Not only does a roof have to keep the water out of a home, it has to "breathe." Finding an experienced roofer that understands how soffits, fascias and roof vents work together can help your roof do just that. Below, you'll find descriptions of these roofing items, as well as a brief explanation of how a roof breathes.
Soffits and Fascias
A roof is much more that the covering that reaches from the center point to the edges. While it is important that this section be waterproof, it is equally important that the soffits and the fascias receive just as much care.
What Are Soffits?
In order to be effective, a roof extends beyond the wall line, creating the eaves. The soffits are located underneath those eaves. They give the roof a more finished look and close any gaps that would allow birds, bats or other wildlife to move in.
In vintage homes, like Victorians, traditional soffits are made of wood. In more contemporary designs, as well as in some renovations on older homes, soffits may be aluminum or vinyl.
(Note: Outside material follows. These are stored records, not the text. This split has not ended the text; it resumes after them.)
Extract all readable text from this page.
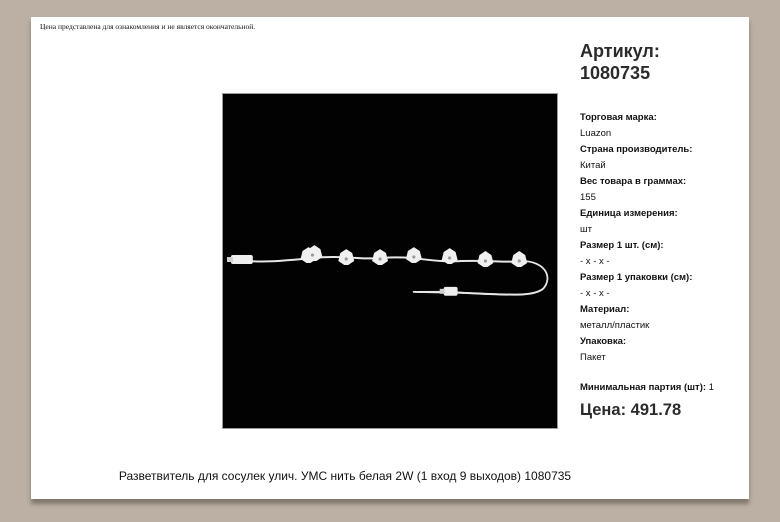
Цена представлена для ознакомления и не является окончательной.
Артикул:
1080735
Торговая марка:
Luazon
Страна производитель:
Китай
Вес товара в граммах:
155
Единица измерения:
шт
Размер 1 шт. (см):
- x - x -
Размер 1 упаковки (см):
- x - x -
Материал:
металл/пластик
Упаковка:
Пакет
Минимальная партия (шт): 1
Цена: 491.78
Разветвитель для сосулек улич. УМС нить белая 2W (1 вход 9 выходов) 1080735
On older homes, it's not unusual to pair a wooden soffit with a vinyl or aluminum soffit vent.
What Are Fascias?
Think of a fascia as a vertical outline that runs along your roof edge. It is attached at the end of the rafters, and supports the gutters. The fascia frames the roof edge, covering up any uneven edges to provide a more finished look. This is a design feature of more modern homes, but a roofer can usually add a fascia to a vintage home when doing a remodel.
Fascias don't have any vent holes. Instead, a ventilation gap is usually left along the top of the fascia, where it joins the roof line. The soffit sits under the fascia. Both soffits and fascias may be made of the same materials.
Types of Roof Vents
Four types of non-powered roof vents are typically used with soffits and fascias.
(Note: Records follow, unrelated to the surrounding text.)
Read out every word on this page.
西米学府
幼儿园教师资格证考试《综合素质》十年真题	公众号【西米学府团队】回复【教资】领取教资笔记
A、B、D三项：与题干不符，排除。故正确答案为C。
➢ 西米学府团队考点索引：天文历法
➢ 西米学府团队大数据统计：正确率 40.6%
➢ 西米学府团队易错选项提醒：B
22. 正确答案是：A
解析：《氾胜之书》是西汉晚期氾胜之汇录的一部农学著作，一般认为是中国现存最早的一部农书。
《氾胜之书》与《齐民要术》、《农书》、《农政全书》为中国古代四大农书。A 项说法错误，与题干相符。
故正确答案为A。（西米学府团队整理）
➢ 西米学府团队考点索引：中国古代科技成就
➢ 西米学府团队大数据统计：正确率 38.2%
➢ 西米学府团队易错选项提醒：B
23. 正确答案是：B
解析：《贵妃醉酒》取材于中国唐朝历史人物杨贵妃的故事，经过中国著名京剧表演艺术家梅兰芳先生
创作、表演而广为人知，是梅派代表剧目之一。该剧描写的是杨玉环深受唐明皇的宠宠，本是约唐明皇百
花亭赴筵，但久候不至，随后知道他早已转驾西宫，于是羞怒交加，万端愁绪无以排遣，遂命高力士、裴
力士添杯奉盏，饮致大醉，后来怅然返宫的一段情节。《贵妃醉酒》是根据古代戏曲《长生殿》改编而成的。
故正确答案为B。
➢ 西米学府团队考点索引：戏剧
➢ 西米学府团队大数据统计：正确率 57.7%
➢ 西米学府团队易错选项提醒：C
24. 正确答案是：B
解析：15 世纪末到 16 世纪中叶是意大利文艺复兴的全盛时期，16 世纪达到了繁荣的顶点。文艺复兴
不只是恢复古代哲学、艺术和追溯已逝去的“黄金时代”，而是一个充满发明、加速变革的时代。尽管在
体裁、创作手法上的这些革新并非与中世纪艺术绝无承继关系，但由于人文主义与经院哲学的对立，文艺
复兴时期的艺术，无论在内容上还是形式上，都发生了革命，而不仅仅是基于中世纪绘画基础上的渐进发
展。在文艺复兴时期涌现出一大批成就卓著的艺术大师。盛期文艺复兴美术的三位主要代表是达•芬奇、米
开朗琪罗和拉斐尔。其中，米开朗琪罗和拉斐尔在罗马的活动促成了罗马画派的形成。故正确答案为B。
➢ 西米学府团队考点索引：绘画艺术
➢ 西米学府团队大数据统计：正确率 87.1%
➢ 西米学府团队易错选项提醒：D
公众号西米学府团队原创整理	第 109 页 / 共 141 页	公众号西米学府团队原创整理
- Ridge vents run along the ridge line, or the roof peak. These long vents run from one edge of the roof to the other, with the ends tilted at a slight downwards angle to keep rain and snow from getting inside. Ridge vents are nailed down end to end along the ridge, then covered with fitted shingles to provide a more finished look.
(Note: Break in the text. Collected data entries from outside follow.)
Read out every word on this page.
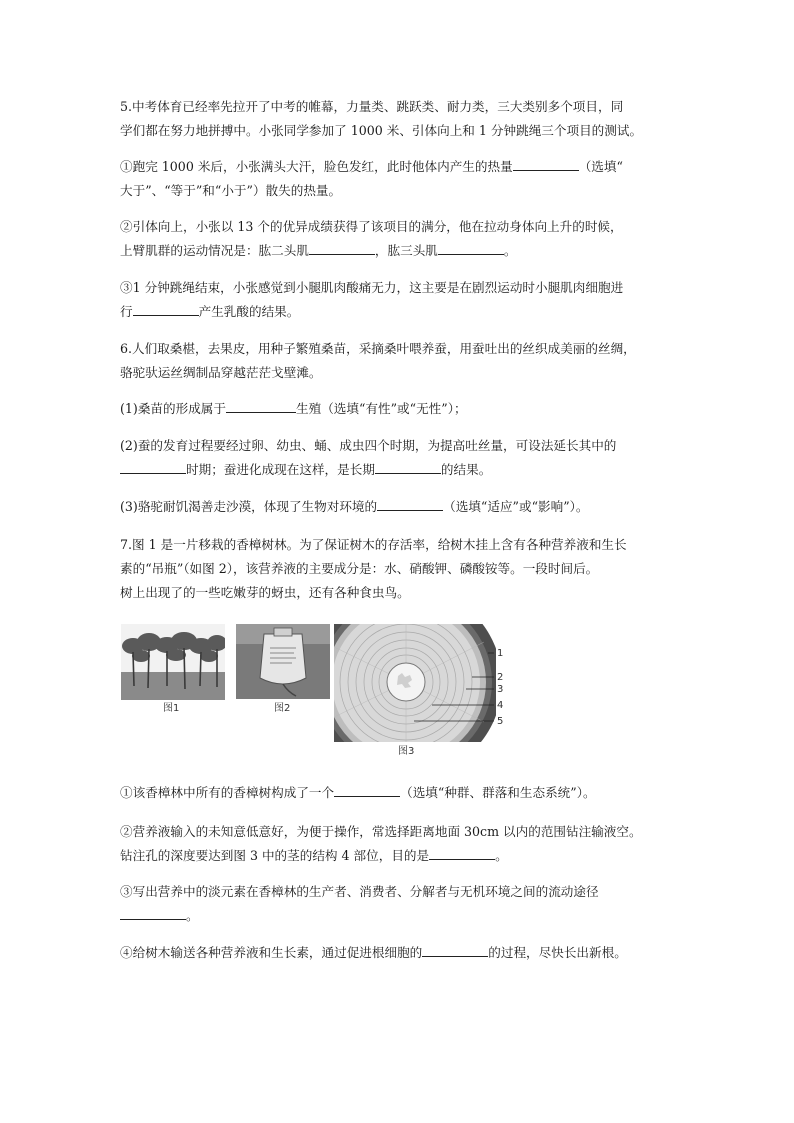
5.中考体育已经率先拉开了中考的帷幕，力量类、跳跃类、耐力类，三大类别多个项目，同
学们都在努力地拼搏中。小张同学参加了 1000 米、引体向上和 1 分钟跳绳三个项目的测试。

①跑完 1000 米后，小张满头大汗，脸色发红，此时他体内产生的热量	（选填“
大于”、“等于”和“小于”）散失的热量。

②引体向上，小张以 13 个的优异成绩获得了该项目的满分，他在拉动身体向上升的时候，
上臂肌群的运动情况是：肱二头肌	，肱三头肌	。

③1 分钟跳绳结束，小张感觉到小腿肌肉酸痛无力，这主要是在剧烈运动时小腿肌肉细胞进
行	产生乳酸的结果。

6.人们取桑椹，去果皮，用种子繁殖桑苗，采摘桑叶喂养蚕，用蚕吐出的丝织成美丽的丝绸，
骆驼驮运丝绸制品穿越茫茫戈壁滩。

(1)桑苗的形成属于	生殖（选填“有性”或“无性”）；

(2)蚕的发育过程要经过卵、幼虫、蛹、成虫四个时期，为提高吐丝量，可设法延长其中的
时期；蚕进化成现在这样，是长期	的结果。

(3)骆驼耐饥渴善走沙漠，体现了生物对环境的	（选填“适应”或“影响”）。

7.图 1 是一片移栽的香樟树林。为了保证树木的存活率，给树木挂上含有各种营养液和生长
素的“吊瓶”（如图 2），该营养液的主要成分是：水、硝酸钾、磷酸铵等。一段时间后。
树上出现了的一些吃嫩芽的蚜虫，还有各种食虫鸟。

图1	图2
1
2
3
4
5
图3

①该香樟林中所有的香樟树构成了一个	（选填“种群、群落和生态系统”）。

②营养液输入的未知意低意好，为便于操作，常选择距离地面 30cm 以内的范围钻注输液空。
钻注孔的深度要达到图 3 中的茎的结构 4 部位，目的是	。

③写出营养中的淡元素在香樟林的生产者、消费者、分解者与无机环境之间的流动途径
。

④给树木输送各种营养液和生长素，通过促进根细胞的	的过程，尽快长出新根。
- Static vents are strategically placed holes in a roof that have some sort of covering to prevent water from getting inside. Most vent covers are round or square and sit horizontal to the surface. An "eyebrow" vent cover looks like curved, questioning eyebrow and has a lower profile. When skilfully applied, these vents may be barely visible from the ground.
- Wind turbines are usually found on flat roofs. They are quite efficient, using the power of the wind to turn the mushroom-shaped domes that turn an internal fan. That fan pulls out any hot air from the attic.
- Gable vents are slightly different. They are only installed at the gable, which is the triangular peaked point created where the two sides of a roof meet. The vents are installed at the top of the triangles on the gable walls. Sometimes gable fans, mounted just behind the vents, are used to draw out even more hot air.
How a Roof Breathes
When you combine the soffits, fascias and the various vents, you create the "lungs" of a roof. The most efficient breathing system uses the ridge vent. Remember, hot air rises because it is lighter than cold air. Think about hot air balloons. The propane burner heats the air that fills the balloon and sends it soaring.
The cool air enters the roof through the vents in the soffit and through the ventilation gap in the fascia. The cool, heavier air forces the lighter, hotter air to the top of the attic and out of the ridge vent. Even during the cooler seasons, the air brought in from outside is usually cooler than what is in the attic. The exchange of air may slow down, but it still happens.